Your subtitle suggests you’ll be looking at four different aspects of Bonhoeffer the man: pastor, martyr, prophet, and spy. Christians are probably used to the first three, but what do most people know about Bonhoeffer as a spy for the Resistance?
In 1939, after Hitler declared war on Poland, and after Bonhoeffer returned from his fateful and abbreviated trip to the U.S., he was asking God what to do next. And what he ended up doing was working for German military intelligence — called the Abwehr — under the supervision of his brother-in-law, Hans von Dohnanyi. But of course Dohnanyi and many others in the Abwehr were involved in the conspiracy against Hitler. That’s why Bonhoeffer joined them! So he became a double agent. On the surface he was working for the Abwehr, but in reality he was working to make contacts with the Allies, to let them know there were Germans inside Germany who were working to overthrow the Third Reich.
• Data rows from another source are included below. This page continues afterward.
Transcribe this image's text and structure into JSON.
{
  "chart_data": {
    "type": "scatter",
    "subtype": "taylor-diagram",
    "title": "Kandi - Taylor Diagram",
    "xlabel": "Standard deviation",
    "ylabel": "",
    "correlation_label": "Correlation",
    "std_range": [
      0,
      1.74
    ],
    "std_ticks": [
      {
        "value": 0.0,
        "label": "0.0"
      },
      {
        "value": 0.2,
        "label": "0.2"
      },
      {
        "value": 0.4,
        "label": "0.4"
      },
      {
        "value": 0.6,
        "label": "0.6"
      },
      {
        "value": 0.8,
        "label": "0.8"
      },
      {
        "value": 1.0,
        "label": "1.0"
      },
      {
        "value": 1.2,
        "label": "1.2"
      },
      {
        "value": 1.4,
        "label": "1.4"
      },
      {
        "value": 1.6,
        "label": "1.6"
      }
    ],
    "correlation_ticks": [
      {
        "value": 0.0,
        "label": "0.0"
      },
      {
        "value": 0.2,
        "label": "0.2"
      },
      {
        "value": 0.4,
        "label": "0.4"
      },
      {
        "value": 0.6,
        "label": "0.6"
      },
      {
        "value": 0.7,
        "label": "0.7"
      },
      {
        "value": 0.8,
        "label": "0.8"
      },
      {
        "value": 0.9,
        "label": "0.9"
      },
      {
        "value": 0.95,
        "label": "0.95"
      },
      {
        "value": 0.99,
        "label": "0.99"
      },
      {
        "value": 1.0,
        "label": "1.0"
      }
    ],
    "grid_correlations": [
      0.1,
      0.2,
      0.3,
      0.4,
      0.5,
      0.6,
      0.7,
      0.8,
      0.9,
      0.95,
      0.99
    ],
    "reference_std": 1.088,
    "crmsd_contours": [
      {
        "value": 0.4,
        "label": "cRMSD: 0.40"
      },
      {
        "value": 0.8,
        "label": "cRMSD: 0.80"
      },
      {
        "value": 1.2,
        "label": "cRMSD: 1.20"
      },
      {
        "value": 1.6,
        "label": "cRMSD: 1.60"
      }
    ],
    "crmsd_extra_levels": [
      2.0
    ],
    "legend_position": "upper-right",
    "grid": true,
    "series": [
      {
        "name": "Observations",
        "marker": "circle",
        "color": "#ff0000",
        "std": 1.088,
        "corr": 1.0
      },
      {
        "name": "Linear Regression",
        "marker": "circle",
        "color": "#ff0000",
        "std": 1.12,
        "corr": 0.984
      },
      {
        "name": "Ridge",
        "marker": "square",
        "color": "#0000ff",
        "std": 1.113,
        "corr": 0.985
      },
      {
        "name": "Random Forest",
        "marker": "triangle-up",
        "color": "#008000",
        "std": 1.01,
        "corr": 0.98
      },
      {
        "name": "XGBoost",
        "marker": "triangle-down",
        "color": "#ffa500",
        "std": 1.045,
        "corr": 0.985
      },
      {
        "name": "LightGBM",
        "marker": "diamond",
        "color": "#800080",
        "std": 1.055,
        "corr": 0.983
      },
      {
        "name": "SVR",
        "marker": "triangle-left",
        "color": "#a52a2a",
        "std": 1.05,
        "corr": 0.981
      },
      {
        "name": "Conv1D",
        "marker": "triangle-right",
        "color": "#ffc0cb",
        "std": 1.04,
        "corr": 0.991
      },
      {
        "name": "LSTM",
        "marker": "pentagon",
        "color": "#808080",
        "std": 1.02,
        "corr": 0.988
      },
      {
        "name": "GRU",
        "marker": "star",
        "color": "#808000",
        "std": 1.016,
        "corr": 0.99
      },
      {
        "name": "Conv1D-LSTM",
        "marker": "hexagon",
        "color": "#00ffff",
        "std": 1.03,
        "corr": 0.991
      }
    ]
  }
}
It’s just amazing.
Your book also delves into the love story between Bonhoeffer and his much younger fiancée, Maria von Wedemeyer. They come across as very different people. How did they come to fall in love?
I don’t want to spoil it, because that’s one of the best parts of the book, but the bottom line is
that it came quite out of the blue. Bonhoeffer was visiting Maria’s grandmother, who was a very dear friend of his, and Maria just sort of showed up and they spent an evening talking together. Bonhoeffer was as surprised as anyone by his feelings. He was sure at this point in his life that he would never get married.
This is a warts-and-all biography, a balanced portrait of a great man who was under terrible stress in an unjust war. What were some of Bonhoeffer’s flaws, and how did they manifest themselves during his life?
Bonhoeffer was extremely bright and self-disciplined, so he could sometimes be very critical and demanding and could lose his temper with people. He writes about this in a letter to his best friend, Bethge, apologizing for it. Some people also thought of him as aloof, as having a bit of distance between himself and others. He was a terribly complex individual, but seems to have been extremely self-aware and conscious of his faults, and always trying to remedy them. I suppose if one is desperate to find a worm in the apple one might always cite the fact that he was a smoker.
Bonhoeffer has enjoyed a huge surge in popularity recently. Why do you think his writings are so appealing to people today?
There’s something about Bonhoeffer that just seems extremely modern, as though his whole life and writings were written for us, today. He died young, so he will always be young and will always hold a certain freshness and appeal to young people. But there’s something about his extraordinary authenticity that especially speaks to us today with particular force. He saw right through dead religion and spent his whole adult life trying to show the difference between dead religion and a real and personal faith in Jesus Christ. His unwillingness to abide cant and sloganeering and theological or philosophical chicanery seems particularly appealing to us today, who have had our fill of these things and who long for someone to give us an alternative to them.
After your biographies of Bonhoeffer and William Wilberforce, what’s next for you? Do you have any future books planned?
I’m not sure exactly what I’m going to write next. But this much I do know: it will be very, very short.